If the recovery system sees a log with <Tn, Start> and <Tn, Commit> or just <Tn, Commit>, it puts
the transaction in the redo-list.
If the recovery system sees a log with <Tn, Start> but no commit or abort log found, it puts the
transaction in undo-list.
All the transactions in the undo-list are then undone and their logs are removed. All the transactions in
the redo-list and their previous logs are removed and then redone before saving their logs.
For example: In the log file, transaction T2 and T3 will have <Tn, Start> and <Tn, Commit>. The
T1 transaction will have only <Tn, commit> in the log file. That's why the transaction is committed
after the checkpoint is crossed. Hence it puts T1, T2 and T3 transaction into redo list.
The transaction is put into undo state if the recovery system sees a log with <Tn, Start> but no
commit or abort log found. In the undo-list, all the transactions are undone, and their logs are
removed.
Transaction T4 will have <Tn, Start>. So T4 will be put into undo list since this transaction is not
yet complete and failed amid.
Shadow Paging:
This recovery scheme does not require the use of a log in a single-user environment. In a multiuser
environment, a log may be needed for the concurrency control method. Shadow paging considers the
database to be made up of a number of fixed-size disk pages (or disk blocks) say, n—for recovery
purposes. A directory with n entries is constructed, where the ith entry points to the ith database page
on disk. The directory is kept in main memory if it is not too large, and all references—reads or writes—
to database pages on disk go through it. When a transaction begins executing, the current directory—
whose entries point to the most recent or current database pages on disk—is copied into a shadow
During transaction execution, the shadow directory is never modified.
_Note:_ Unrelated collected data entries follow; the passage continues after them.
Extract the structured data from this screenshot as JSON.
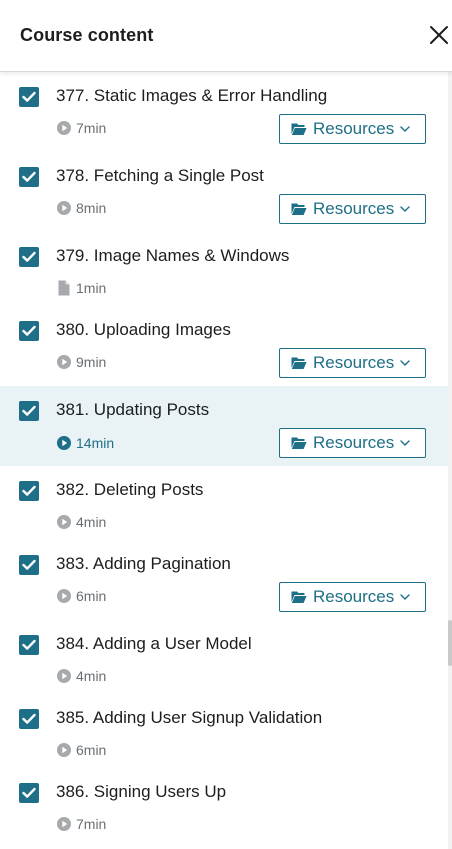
{
  "header": {
    "title": "Course content"
  },
  "resources_label": "Resources",
  "items": [
    {
      "title": "377. Static Images & Error Handling",
      "duration": "7min",
      "type": "video",
      "has_resources": true,
      "checked": true,
      "active": false
    },
    {
      "title": "378. Fetching a Single Post",
      "duration": "8min",
      "type": "video",
      "has_resources": true,
      "checked": true,
      "active": false
    },
    {
      "title": "379. Image Names & Windows",
      "duration": "1min",
      "type": "article",
      "has_resources": false,
      "checked": true,
      "active": false
    },
    {
      "title": "380. Uploading Images",
      "duration": "9min",
      "type": "video",
      "has_resources": true,
      "checked": true,
      "active": false
    },
    {
      "title": "381. Updating Posts",
      "duration": "14min",
      "type": "video",
      "has_resources": true,
      "checked": true,
      "active": true
    },
    {
      "title": "382. Deleting Posts",
      "duration": "4min",
      "type": "video",
      "has_resources": false,
      "checked": true,
      "active": false
    },
    {
      "title": "383. Adding Pagination",
      "duration": "6min",
      "type": "video",
      "has_resources": true,
      "checked": true,
      "active": false
    },
    {
      "title": "384. Adding a User Model",
      "duration": "4min",
      "type": "video",
      "has_resources": false,
      "checked": true,
      "active": false
    },
    {
      "title": "385. Adding User Signup Validation",
      "duration": "6min",
      "type": "video",
      "has_resources": false,
      "checked": true,
      "active": false
    },
    {
      "title": "386. Signing Users Up",
      "duration": "7min",
      "type": "video",
      "has_resources": false,
      "checked": true,
      "active": false
    }
  ],
  "colors": {
    "accent": "#1e6f87",
    "active_bg": "#e9f3f6",
    "muted": "#6a6f73",
    "text": "#1c1d1f"
  },
  "icons": {
    "close": "close-icon",
    "checkbox": "check-icon",
    "video": "play-circle-icon",
    "article": "file-icon",
    "resources": "folder-open-icon",
    "dropdown": "chevron-down-icon"
  }
}
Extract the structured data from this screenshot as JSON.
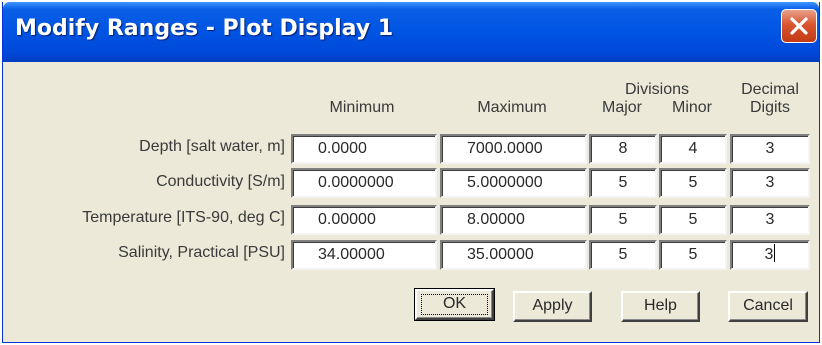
{
  "window": {
    "title": "Modify Ranges - Plot Display 1"
  },
  "headers": {
    "minimum": "Minimum",
    "maximum": "Maximum",
    "divisions": "Divisions",
    "major": "Major",
    "minor": "Minor",
    "decimal_line1": "Decimal",
    "decimal_line2": "Digits"
  },
  "rows": [
    {
      "label": "Depth [salt water, m]",
      "minimum": "0.0000",
      "maximum": "7000.0000",
      "major": "8",
      "minor": "4",
      "decimal": "3"
    },
    {
      "label": "Conductivity [S/m]",
      "minimum": "0.0000000",
      "maximum": "5.0000000",
      "major": "5",
      "minor": "5",
      "decimal": "3"
    },
    {
      "label": "Temperature [ITS-90, deg C]",
      "minimum": "0.00000",
      "maximum": "8.00000",
      "major": "5",
      "minor": "5",
      "decimal": "3"
    },
    {
      "label": "Salinity, Practical [PSU]",
      "minimum": "34.00000",
      "maximum": "35.00000",
      "major": "5",
      "minor": "5",
      "decimal": "3"
    }
  ],
  "buttons": {
    "ok": "OK",
    "apply": "Apply",
    "help": "Help",
    "cancel": "Cancel"
  },
  "icons": {
    "close": "close-icon"
  },
  "colors": {
    "titlebar": "#0054e3",
    "close_button": "#d8552f",
    "dialog_face": "#ece9d8"
  }
}
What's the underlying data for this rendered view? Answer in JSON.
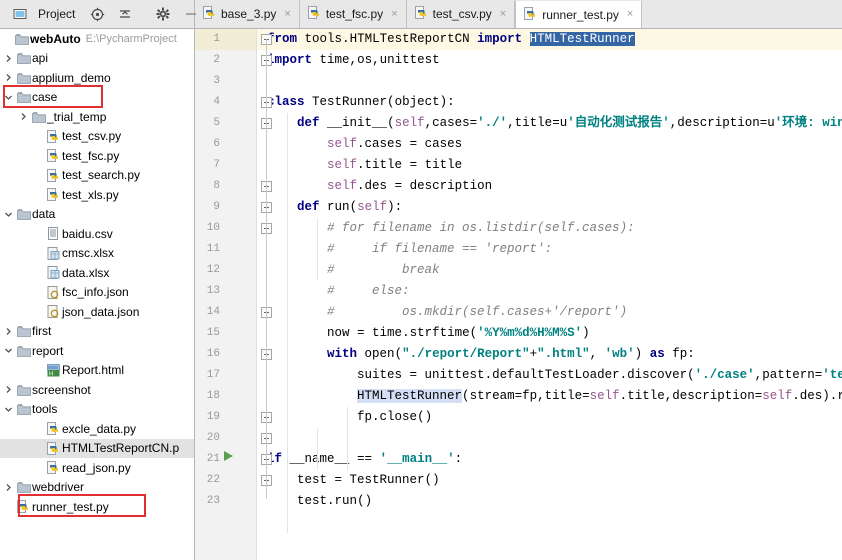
{
  "window": {
    "project_tool_label": "Project"
  },
  "project_toolbar": {
    "icons": [
      {
        "name": "project-view-icon",
        "glyph": "▣"
      },
      {
        "name": "locate-target-icon",
        "glyph": "⊕"
      },
      {
        "name": "collapse-all-icon",
        "glyph": "≑"
      },
      {
        "name": "settings-gear-icon",
        "glyph": "✿"
      },
      {
        "name": "hide-panel-icon",
        "glyph": "—"
      }
    ]
  },
  "tabs": [
    {
      "label": "base_3.py",
      "active": false,
      "close": "×"
    },
    {
      "label": "test_fsc.py",
      "active": false,
      "close": "×"
    },
    {
      "label": "test_csv.py",
      "active": false,
      "close": "×"
    },
    {
      "label": "runner_test.py",
      "active": true,
      "close": "×"
    }
  ],
  "sidebar": {
    "root": {
      "label": "webAuto",
      "path": "E:\\PycharmProject",
      "icon": "folder-icon"
    },
    "items": [
      {
        "label": "api",
        "icon": "folder-icon",
        "indent": 1,
        "twist": "collapsed",
        "selected": false
      },
      {
        "label": "applium_demo",
        "icon": "folder-icon",
        "indent": 1,
        "twist": "collapsed",
        "selected": false
      },
      {
        "label": "case",
        "icon": "folder-icon",
        "indent": 1,
        "twist": "expanded",
        "selected": false,
        "highlight": true
      },
      {
        "label": "_trial_temp",
        "icon": "folder-icon",
        "indent": 2,
        "twist": "collapsed",
        "selected": false
      },
      {
        "label": "test_csv.py",
        "icon": "python-file-icon",
        "indent": 3,
        "twist": "none",
        "selected": false
      },
      {
        "label": "test_fsc.py",
        "icon": "python-file-icon",
        "indent": 3,
        "twist": "none",
        "selected": false
      },
      {
        "label": "test_search.py",
        "icon": "python-file-icon",
        "indent": 3,
        "twist": "none",
        "selected": false
      },
      {
        "label": "test_xls.py",
        "icon": "python-file-icon",
        "indent": 3,
        "twist": "none",
        "selected": false
      },
      {
        "label": "data",
        "icon": "folder-icon",
        "indent": 1,
        "twist": "expanded",
        "selected": false
      },
      {
        "label": "baidu.csv",
        "icon": "csv-file-icon",
        "indent": 3,
        "twist": "none",
        "selected": false
      },
      {
        "label": "cmsc.xlsx",
        "icon": "xlsx-file-icon",
        "indent": 3,
        "twist": "none",
        "selected": false
      },
      {
        "label": "data.xlsx",
        "icon": "xlsx-file-icon",
        "indent": 3,
        "twist": "none",
        "selected": false
      },
      {
        "label": "fsc_info.json",
        "icon": "json-file-icon",
        "indent": 3,
        "twist": "none",
        "selected": false
      },
      {
        "label": "json_data.json",
        "icon": "json-file-icon",
        "indent": 3,
        "twist": "none",
        "selected": false
      },
      {
        "label": "first",
        "icon": "folder-icon",
        "indent": 1,
        "twist": "collapsed",
        "selected": false
      },
      {
        "label": "report",
        "icon": "folder-icon",
        "indent": 1,
        "twist": "expanded",
        "selected": false
      },
      {
        "label": "Report.html",
        "icon": "html-file-icon",
        "indent": 3,
        "twist": "none",
        "selected": false
      },
      {
        "label": "screenshot",
        "icon": "folder-icon",
        "indent": 1,
        "twist": "collapsed",
        "selected": false
      },
      {
        "label": "tools",
        "icon": "folder-icon",
        "indent": 1,
        "twist": "expanded",
        "selected": false
      },
      {
        "label": "excle_data.py",
        "icon": "python-file-icon",
        "indent": 3,
        "twist": "none",
        "selected": false
      },
      {
        "label": "HTMLTestReportCN.p",
        "icon": "python-file-icon",
        "indent": 3,
        "twist": "none",
        "selected": true
      },
      {
        "label": "read_json.py",
        "icon": "python-file-icon",
        "indent": 3,
        "twist": "none",
        "selected": false
      },
      {
        "label": "webdriver",
        "icon": "folder-icon",
        "indent": 1,
        "twist": "collapsed",
        "selected": false
      },
      {
        "label": "runner_test.py",
        "icon": "python-file-icon",
        "indent": 1,
        "twist": "none",
        "selected": false,
        "highlight": true
      }
    ]
  },
  "editor": {
    "current_line": 1,
    "run_marker_line": 21,
    "selection_text": "HTMLTestRunner",
    "line_numbers": [
      1,
      2,
      3,
      4,
      5,
      6,
      7,
      8,
      9,
      10,
      11,
      12,
      13,
      14,
      15,
      16,
      17,
      18,
      19,
      20,
      21,
      22,
      23
    ],
    "lines": [
      {
        "n": 1,
        "text": "from tools.HTMLTestReportCN import HTMLTestRunner"
      },
      {
        "n": 2,
        "text": "import time,os,unittest"
      },
      {
        "n": 3,
        "text": ""
      },
      {
        "n": 4,
        "text": "class TestRunner(object):"
      },
      {
        "n": 5,
        "text": "    def __init__(self,cases='./',title=u'自动化测试报告',description=u'环境: wind"
      },
      {
        "n": 6,
        "text": "        self.cases = cases"
      },
      {
        "n": 7,
        "text": "        self.title = title"
      },
      {
        "n": 8,
        "text": "        self.des = description"
      },
      {
        "n": 9,
        "text": "    def run(self):"
      },
      {
        "n": 10,
        "text": "        # for filename in os.listdir(self.cases):"
      },
      {
        "n": 11,
        "text": "        #     if filename == 'report':"
      },
      {
        "n": 12,
        "text": "        #         break"
      },
      {
        "n": 13,
        "text": "        #     else:"
      },
      {
        "n": 14,
        "text": "        #         os.mkdir(self.cases+'/report')"
      },
      {
        "n": 15,
        "text": "        now = time.strftime('%Y%m%d%H%M%S')"
      },
      {
        "n": 16,
        "text": "        with open(\"./report/Report\"+\".html\", 'wb') as fp:"
      },
      {
        "n": 17,
        "text": "            suites = unittest.defaultTestLoader.discover('./case',pattern='test*.py"
      },
      {
        "n": 18,
        "text": "            HTMLTestRunner(stream=fp,title=self.title,description=self.des).run(sui"
      },
      {
        "n": 19,
        "text": "            fp.close()"
      },
      {
        "n": 20,
        "text": ""
      },
      {
        "n": 21,
        "text": "if __name__ == '__main__':"
      },
      {
        "n": 22,
        "text": "    test = TestRunner()"
      },
      {
        "n": 23,
        "text": "    test.run()"
      }
    ]
  },
  "colors": {
    "keyword": "#000080",
    "string": "#008080",
    "comment": "#808080",
    "self_param": "#94558d",
    "selection_bg": "#3465a4",
    "current_line_bg": "#fdf8e3",
    "annotation_red": "#e03030",
    "sidebar_selected_bg": "#e2e2e2"
  }
}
When a write_item operation is
performed, a new copy of the modified database page is created, but the old copy of that page is not
overwritten. Instead, the new page is written elsewhere on some previously unused disk block. The current
directory entry is modified to point to the new disk block, whereas the shadow directory is not modified
and continues to point to the old unmodified disk block. Figure illustrates the concepts of shadow and
current directories. For pages updated by the transaction, two versions are kept. The old version is
referenced by the shadow directory and the new version by the current directory.
To recover from a failure during transaction execution, it is sufficient to free the modified database pages
and to discard the current directory. The state of the data-base before transaction execution is available
through the shadow directory, and that state is recovered by reinstating the shadow directory. The
database thus is returned to its state prior to the transaction that was executing when the crash occurred,
and any modified pages are discarded. Committing a transaction corresponds to discarding the previous
shadow directory. Since recovery involves neither undoing nor redoing data items, this technique can be
categorized as a NO-UNDO/NO-REDO technique for recovery.
In a multiuser environment with concurrent transactions, logs and checkpoints must be incorporated into
the shadow paging technique. One disadvantage of shadow paging is that the updated database pages
change location on disk. This makes it difficult to keep related database pages close together on disk
without complex storage management strategies. Furthermore, if the directory is large, the overhead of
writing shadow directories to disk as transactions commit is significant. A further complication is how to
handle garbage collection when a transaction commits. The old pages referenced by the shadow
directory that have been updated must be released and added to a list of free pages for future use. These
pages are no longer needed after the transaction commits. Another issue is that the operation to migrate
between cur-rent and shadow directories must be implemented as an atomic operation.